Hi all,
Like many of you I had bad scores on my fastest servers but not on my VPS-servers.
Like many of you, I was plagued with Time-outs, orange and red dots.
Like many of you, I got CSV values that made no sense and/or timeouts.
First of all, the monitor is wrong…BUT only in reporting the actual problem.
When you see Time-Out, this is not because your server is offline, it’s because your server is false-ticking. Don’t get upset just yet!
The monitor should check e.g. with a ping if it’s running or not, then it should report false-ticks and not Time-out. Well actually the Time-out is correct but it puts people off-track in finding the problem.
It’s not UPD-drops underway on purpose.
My suggestion should be, if the monitor is giving a time-out it should ping the ip so it can report the server there but NPT not responding due to bad time.
Anyway, the problem is bad timekeeping on your part (mine as well) the reason is not your fault.
Yes it is. I replaced my I5-4440 for a RPi2 and expected it to go even worse…well no…it went up to near 20 and stay there.
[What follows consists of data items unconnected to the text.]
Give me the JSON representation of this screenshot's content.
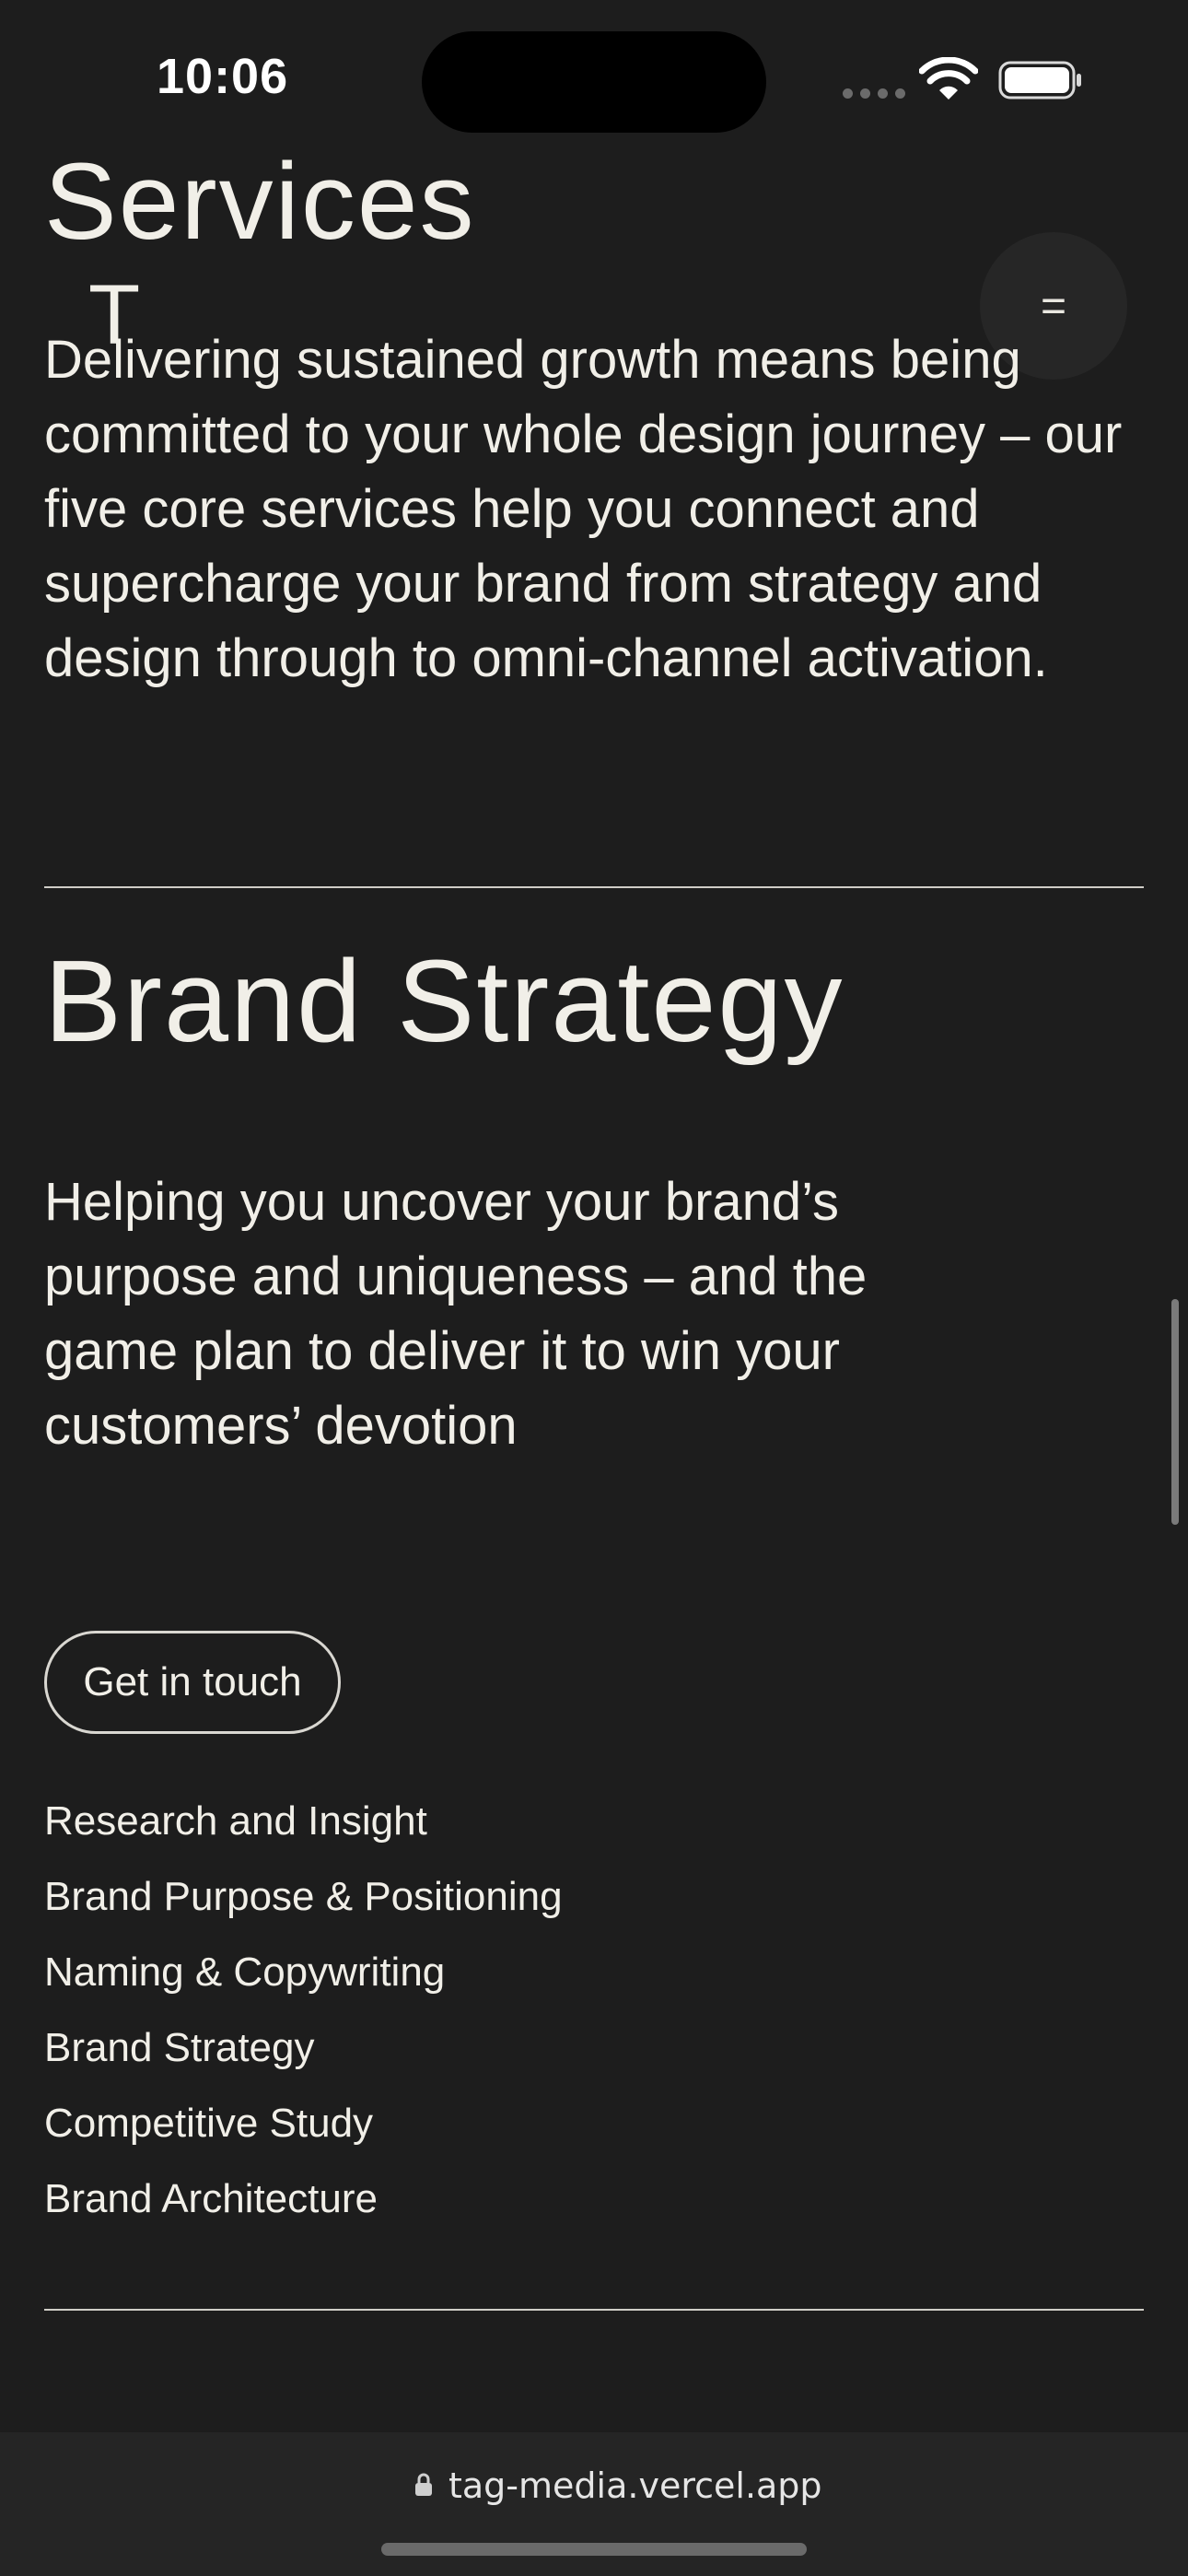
{
  "status_bar": {
    "time": "10:06"
  },
  "header": {
    "page_title": "Services",
    "logo_letter": "T",
    "menu_icon": "hamburger-icon",
    "menu_glyph": "="
  },
  "intro": {
    "text": "Delivering sustained growth means being committed to your whole design journey – our five core services help you connect and supercharge your brand from strategy and design through to omni-channel activation."
  },
  "section": {
    "title": "Brand Strategy",
    "description": "Helping you uncover your brand’s purpose and uniqueness – and the game plan to deliver it to win your customers’ devotion",
    "cta_label": "Get in touch",
    "services": [
      "Research and Insight",
      "Brand Purpose & Positioning",
      "Naming & Copywriting",
      "Brand Strategy",
      "Competitive Study",
      "Brand Architecture"
    ]
  },
  "browser": {
    "url": "tag-media.vercel.app",
    "lock_icon": "lock-icon"
  },
  "colors": {
    "background": "#1d1d1d",
    "text": "#f1efe8",
    "browser_bar": "#252525"
  }
}
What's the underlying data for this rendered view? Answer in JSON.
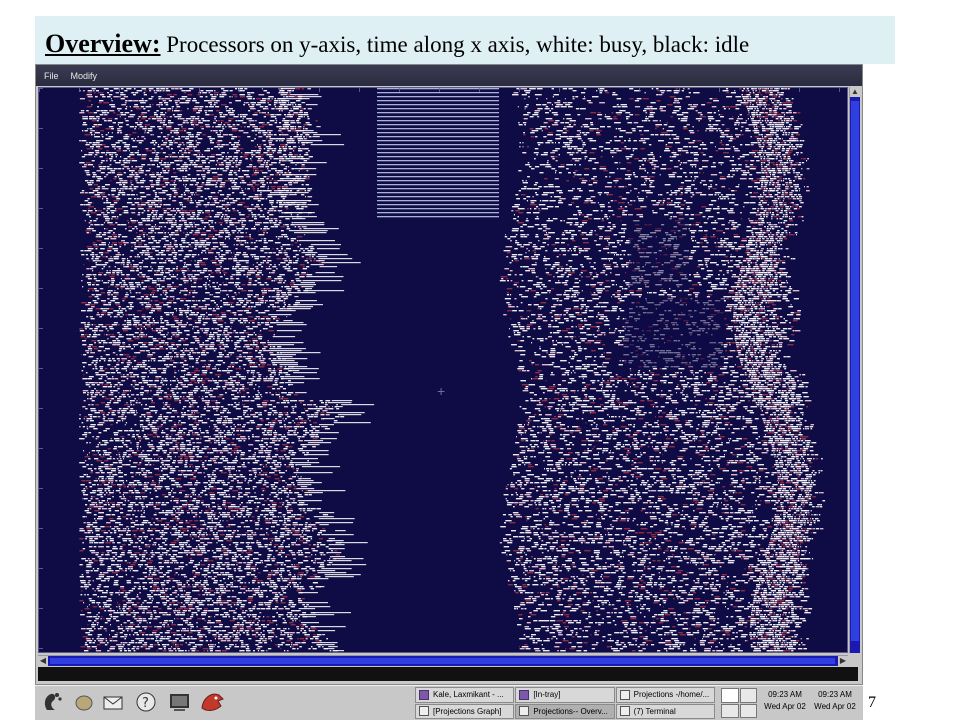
{
  "slide": {
    "title_lead": "Overview:",
    "title_rest": " Processors on y-axis, time along x axis, white: busy, black: idle",
    "page_number": "7"
  },
  "app": {
    "menu": [
      "File",
      "Modify"
    ]
  },
  "colors": {
    "idle": "#0f0b45",
    "busy": "#ffffff",
    "busy_alt": "#f4c8d0",
    "overhead": "#9a2f45"
  },
  "taskbar": {
    "launchers": [
      "gnome-foot-icon",
      "egg-icon",
      "mail-icon",
      "help-icon",
      "terminal-icon",
      "ximian-logo-icon"
    ],
    "tasks": [
      {
        "label": "Kale, Laxmikant - ...",
        "icon": "purple",
        "active": false
      },
      {
        "label": "[In-tray]",
        "icon": "purple",
        "active": false
      },
      {
        "label": "Projections -/home/...",
        "icon": "window",
        "active": false
      },
      {
        "label": "[Projections Graph]",
        "icon": "window",
        "active": false
      },
      {
        "label": "Projections-- Overv...",
        "icon": "window",
        "active": true
      },
      {
        "label": "(7) Terminal",
        "icon": "window",
        "active": false
      }
    ],
    "clock_left": {
      "time": "09:23 AM",
      "date": "Wed Apr 02"
    },
    "clock_right": {
      "time": "09:23 AM",
      "date": "Wed Apr 02"
    }
  }
}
WHAT?? How can this be?
The problem is the TSC, or in long words the Time-Stamp-Counter. This is an ongoing counter that never stops and should be stable as NTP and Chrony base their time-correctness on this counter.
But here is comes…no joke…modern CPU’s do speedstep. This is a problem to start with as NTP doesn’t consider the CPU-clock to change speed, but with changing speeds the TSC goes faster and slower. Chrony does consider it but fails also.
Well disable speedstep…yep that is a solution. But the most modern CPU’s do thermal-clock-changes to stop overheating of parts of the CPU and you can not control this.
As such the TSC wobbles and NTP and Chrony have no clue what to do with it.
The RPi2 doesn’t have this and it’s ticker keeps going forward at a steady pace.
Last year I changed an old Celeron 1.1GHz speedstep disabled to an I5-4440 (set max perf) and I never got the 20 mark again. What ever I did, it would not stay solid 20, dropped to minus numbers a lot of times.
The other day I was monitoring for hours and I noticed jumps in seconds, sometimes 1 to 2 seconds or more. when that happens NTP stops responding to protect the time-network.
You can not stop NTP from doing this even with PPS as it’s the TSC that messes everything up.
The problem is that everything is time-stamped from this ticker, if it stamps wrong it means everything is off-time and NTP/Chrony get confused and simply stop sending time.
In short they do not know what time the correct time is or what source to trust!
Fix the CPU speed to rocksolid and it should stay stable, in this case a slower CPU is better then the fastest on the planet.
In my case I’m going to kick the i5-4440 out and install the Intel J1900 again with disabled-speedstep.
Also saves me a great deal on electricity, about 30W/h.
Meinberg has a nice document explaining this all, but sadly I can’t upload it in this post.
It is my opinion after long seeking and searching that the CPU and it’s TSC is the problem together with changing CPU-speeds.
Hopefully it helps you too in solving the time-out and bad-scores.
See for yourself, I changed to the RPi yesterday and ever since not a single tick is missing or off!
Bas.
Update: I (think) have tackled the problem, well looks like it for now. Just testing to be sure.
For the moment my Blue-line is rock-solid and I haven’t got a single timeout, not from Newark and not on the Beta-sever.
I will start a new topic with my config and changes, then we can compare and hope it solves it for everybody.
Also, my Intel i5 is a very heavily used system, timekeeping is just a side-task.